Of course, up here in midTower—almost a mile higher than where he and Derrick actually lived—everyone could afford pretty decent contacts. You could look things up on your contacts while talking to someone, if you wanted, but you’d have to speak the question aloud. Aside from a few preprogrammed commands like nodding to accept an incoming call or blinking repeatedly to take a snap, contacts were still voice-operated. And while it was normal to mumble while you were on the Ifty or at home, it was definitely uncool to give contact commands mid-conversation.

Nadia was different. Because she was in Watt’s head, they could communicate through what Watt had dubbed “transcranial telepathy mode,” meaning that he could think questions and Nadia would answer him. And when he talked to girls, she could follow the conversation, instantly feeding him any relevant information.

In the case of Squid Ink Martini Girl, for instance, Nadia had made a complete study of the girl in under ten milliseconds. She’d hacked the girl’s flickers, found every place she’d checked into and who her friends were; she even read all twelve thousand pages of the girl’s feeds history, and calculated what Watt should do in order to keep the conversation going. Now Watt was self-assured, even smooth, because he always knew the exact right thing to say.

Martini Girl studied him as she idly twirled the stem of her glass. Watt stayed silent, knowing that she didn’t like overly aggressive guys, that she wanted to feel like she was making the first move. Sure enough—

“Wanna get out of here?”

She was gorgeous. Yet Watt didn’t even feel excited as he automatically said, “Sure. Let’s go.”
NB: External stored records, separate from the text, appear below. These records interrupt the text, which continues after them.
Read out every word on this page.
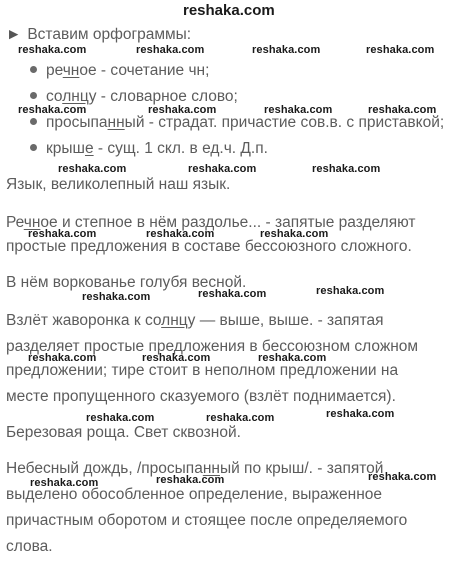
reshaka.com
► Вставим орфограммы:
речное - сочетание чн;
солнцу - словарное слово;
просыпанный - страдат. причастие сов.в. с приставкой;
крыше - сущ. 1 скл. в ед.ч. Д.п.
Язык, великолепный наш язык.
Речное и степное в нём раздолье... - запятые разделяют
простые предложения в составе бессоюзного сложного.
В нём воркованье голубя весной.
Взлёт жаворонка к солнцу — выше, выше. - запятая
разделяет простые предложения в бессоюзном сложном
предложении; тире стоит в неполном предложении на
месте пропущенного сказуемого (взлёт поднимается).
Березовая роща. Свет сквозной.
Небесный дождь, /просыпанный по крыш/. - запятой
выделено обособленное определение, выраженное
причастным оборотом и стоящее после определяемого
слова.
reshaka.com	reshaka.com	reshaka.com	reshaka.com
reshaka.com	reshaka.com	reshaka.com	reshaka.com
reshaka.com	reshaka.com	reshaka.com
reshaka.com	reshaka.com	reshaka.com
reshaka.com	reshaka.com	reshaka.com
reshaka.com	reshaka.com	reshaka.com
reshaka.com	reshaka.com	reshaka.com
reshaka.com	reshaka.com	reshaka.com
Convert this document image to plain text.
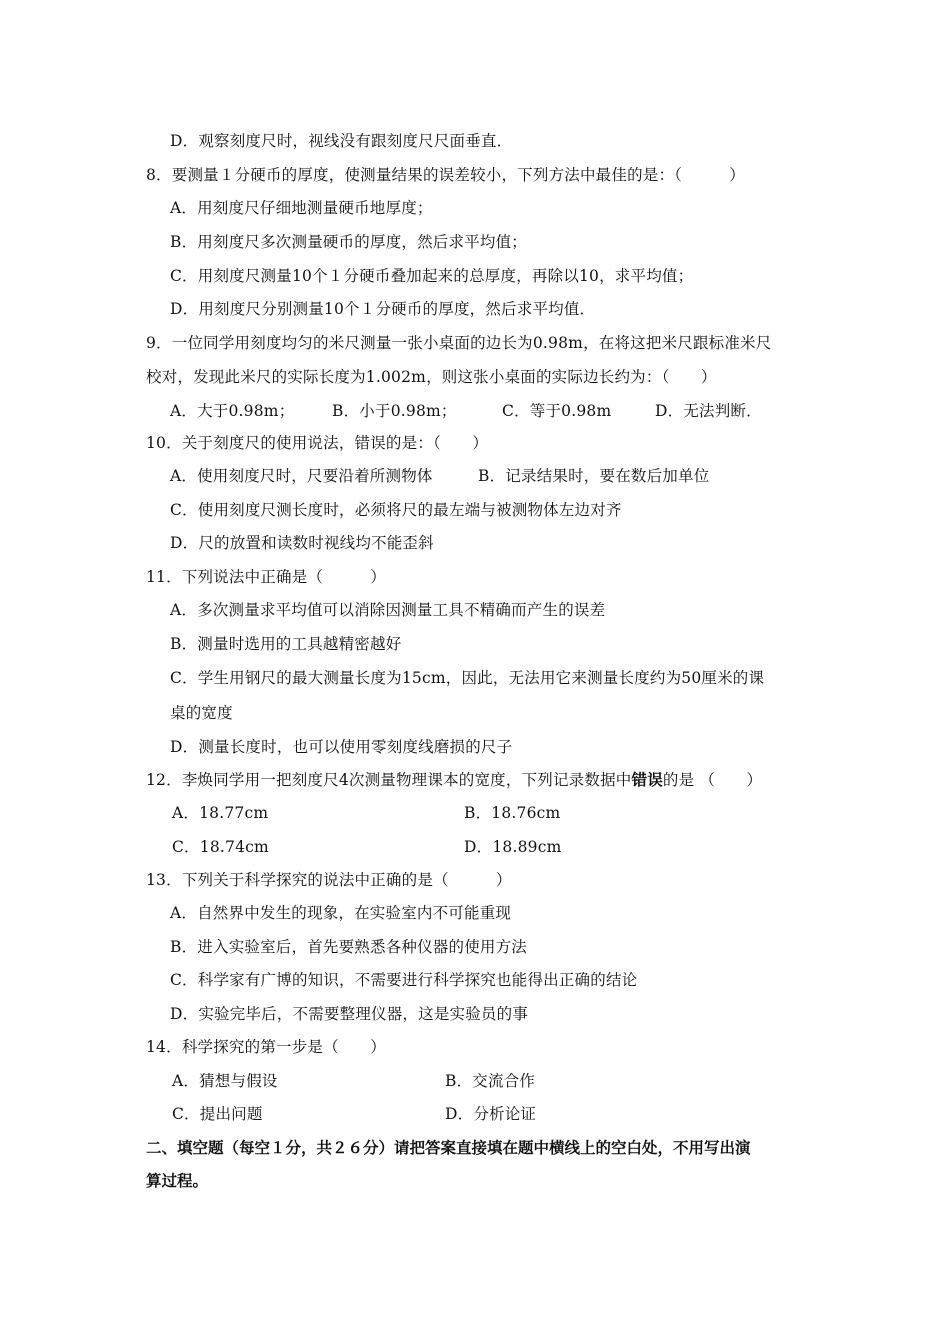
D．观察刻度尺时，视线没有跟刻度尺尺面垂直．
8．要测量１分硬币的厚度，使测量结果的误差较小，下列方法中最佳的是：（　　　）
A．用刻度尺仔细地测量硬币地厚度；
B．用刻度尺多次测量硬币的厚度，然后求平均值；
C．用刻度尺测量10个１分硬币叠加起来的总厚度，再除以10，求平均值；
D．用刻度尺分别测量10个１分硬币的厚度，然后求平均值．
9．一位同学用刻度均匀的米尺测量一张小桌面的边长为0.98m，在将这把米尺跟标准米尺
校对，发现此米尺的实际长度为1.002m，则这张小桌面的实际边长约为：（　　）
A．大于0.98m； B．小于0.98m；	C．等于0.98m	D．无法判断．
10．关于刻度尺的使用说法，错误的是：（　　）
A．使用刻度尺时，尺要沿着所测物体	B．记录结果时，要在数后加单位
C．使用刻度尺测长度时，必须将尺的最左端与被测物体左边对齐
D．尺的放置和读数时视线均不能歪斜
11．下列说法中正确是（　　　）
A．多次测量求平均值可以消除因测量工具不精确而产生的误差
B．测量时选用的工具越精密越好
C．学生用钢尺的最大测量长度为15cm，因此，无法用它来测量长度约为50厘米的课
桌的宽度
D．测量长度时，也可以使用零刻度线磨损的尺子
12．李焕同学用一把刻度尺4次测量物理课本的宽度，下列记录数据中错误的是 （　　）
A．18.77cm	B．18.76cm
C．18.74cm	D．18.89cm
13．下列关于科学探究的说法中正确的是（　　　）
A．自然界中发生的现象，在实验室内不可能重现
B．进入实验室后，首先要熟悉各种仪器的使用方法
C．科学家有广博的知识，不需要进行科学探究也能得出正确的结论
D．实验完毕后，不需要整理仪器，这是实验员的事
14．科学探究的第一步是（　　）
A．猜想与假设	B．交流合作
C．提出问题	D．分析论证
二、填空题（每空１分，共２６分）请把答案直接填在题中横线上的空白处，不用写出演
算过程。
He slid a hand low around the girl’s waist, walking with her toward the entrance, noticing the envious stares of all the other guys. He usually felt a thrill of victory at times like this, his stubbornly competitive streak coming out. Now he couldn’t bring himself to care. It all felt too easy, and predictable. He’d already forgotten this girl’s name and she’d told him twice.

“Winner’s curse,” Nadia whispered into his eartennas, and he could swear he heard amusement in her tone. “Where the victor gets exactly what he wants, only to find that it isn’t quite as he expected.”